O ile jednak trudno zakazać komuś używania wobec mężczyzny kobiecego imienia „Małgorzata”, to nie sposób także zabronić posługiwania się wobec danej osoby jej oficjalnym, urzędowym imieniem zgodnym z płcią, zaś traktowanie zwrotu zgodnego ze stanem faktycznym za niedopuszczalny w użyciu uznać należy za groźną aberrację o cechach totalitarnych. Niezależnie jednak od tego jakby ktoś nie mówił do Michała Sz. i za kogo ów lewicowy aktywista się uważa, rzeczywistość pozostaje niezmienna: jest mężczyzną (być może z problemami tożsamościowymi, ale jednak) i za mężczyznę uważa go państwo polskie.

 

Każde zaś państwo jest z definicji organizacją przymusową, która korzystając z atrybutów władzy ochrania ład przed zagrożeniami.

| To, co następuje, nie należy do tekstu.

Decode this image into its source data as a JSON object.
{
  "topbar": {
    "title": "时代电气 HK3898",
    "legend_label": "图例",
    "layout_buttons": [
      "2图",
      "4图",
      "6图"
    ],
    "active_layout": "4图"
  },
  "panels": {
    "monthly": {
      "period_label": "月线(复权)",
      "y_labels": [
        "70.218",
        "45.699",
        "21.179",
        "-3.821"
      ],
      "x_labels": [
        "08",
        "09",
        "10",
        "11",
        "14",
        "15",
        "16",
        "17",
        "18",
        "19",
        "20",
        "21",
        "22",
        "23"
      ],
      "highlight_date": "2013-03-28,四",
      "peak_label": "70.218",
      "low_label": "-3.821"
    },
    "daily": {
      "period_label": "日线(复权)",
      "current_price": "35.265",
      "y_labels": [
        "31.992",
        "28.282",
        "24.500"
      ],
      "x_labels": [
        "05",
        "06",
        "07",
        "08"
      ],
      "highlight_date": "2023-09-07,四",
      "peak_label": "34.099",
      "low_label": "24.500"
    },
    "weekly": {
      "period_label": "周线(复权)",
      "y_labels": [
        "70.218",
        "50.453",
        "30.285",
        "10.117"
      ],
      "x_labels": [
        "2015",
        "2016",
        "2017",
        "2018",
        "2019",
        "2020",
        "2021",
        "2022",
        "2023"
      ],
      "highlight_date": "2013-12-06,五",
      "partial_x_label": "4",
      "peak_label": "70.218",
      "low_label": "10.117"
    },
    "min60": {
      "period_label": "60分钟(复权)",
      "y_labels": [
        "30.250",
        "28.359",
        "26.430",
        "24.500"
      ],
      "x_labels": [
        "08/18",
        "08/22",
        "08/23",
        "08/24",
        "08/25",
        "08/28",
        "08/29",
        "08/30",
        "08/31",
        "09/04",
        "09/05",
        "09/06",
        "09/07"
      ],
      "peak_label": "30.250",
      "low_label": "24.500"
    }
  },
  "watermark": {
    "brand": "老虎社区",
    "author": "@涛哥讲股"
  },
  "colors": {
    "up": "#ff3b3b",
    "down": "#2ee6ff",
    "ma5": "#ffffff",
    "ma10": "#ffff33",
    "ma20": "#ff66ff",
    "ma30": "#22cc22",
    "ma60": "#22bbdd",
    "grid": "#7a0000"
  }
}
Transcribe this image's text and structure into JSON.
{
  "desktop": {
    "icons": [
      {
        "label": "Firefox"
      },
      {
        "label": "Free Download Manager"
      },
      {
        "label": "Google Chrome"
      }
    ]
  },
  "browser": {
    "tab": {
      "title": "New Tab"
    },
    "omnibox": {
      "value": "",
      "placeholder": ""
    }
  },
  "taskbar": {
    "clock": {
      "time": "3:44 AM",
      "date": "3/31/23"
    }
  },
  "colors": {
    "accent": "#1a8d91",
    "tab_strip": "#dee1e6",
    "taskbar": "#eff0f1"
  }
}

Nie sposób wobec tego oczekiwać, by państwo uznawało mężczyznę za kobietę lub wręcz zmuszało wszystkich obywateli do przyjmowania takiego absurdalnego osądu, gdyż godziłoby to w ład prawny i porządek społeczny. Postępowcy zaś – jeśli bliżej im do anarchistów niż do lewicy państwowej – mogą oczywiście wbrew rozumowi i porządkowi nazywać mężczyznę kobietą, krzesło łóżkiem, telewizor samolotem, rower pociągiem itd. To ich problem – sami sobie wystawiają „laurkę” i pokazują społeczeństwu jak bardzo oderwani są od rzeczywistości. Natomiast problemem społeczeństwa byłyby próby siłowego narzucenia takiej wizji świata wszystkim obywatelom.

 

Wynik analizy: twierdzenie, że Michał Sz. ps. „Margot” to kobieta nie jest zgodne ze stanem faktycznym i stanowi zastosowanie w praktyce lewicowej nowomowy czerpiącej z ideologii gender uznającej, że płeć to kwestia swobodnego wyboru. Doktrynalne „zaklęcia” nie zmieniają jednak rzeczywistości – mężczyzna to mężczyzna, Michał to Michał. I choć trudno zakazywać postępowcom używania określeń błędnych i niezgodnych z obiektywną prawdą, to pomysł ograniczania używania zwrotów zgodnych z rzeczywistością ma znamiona totalitarnej inżynierii społecznej dążącej do przebudowy mentalności całych społeczeństw w duchu rewolucji obyczajowej.

 

Michał Sz. ps. „Margot” aresztowany za poglądy?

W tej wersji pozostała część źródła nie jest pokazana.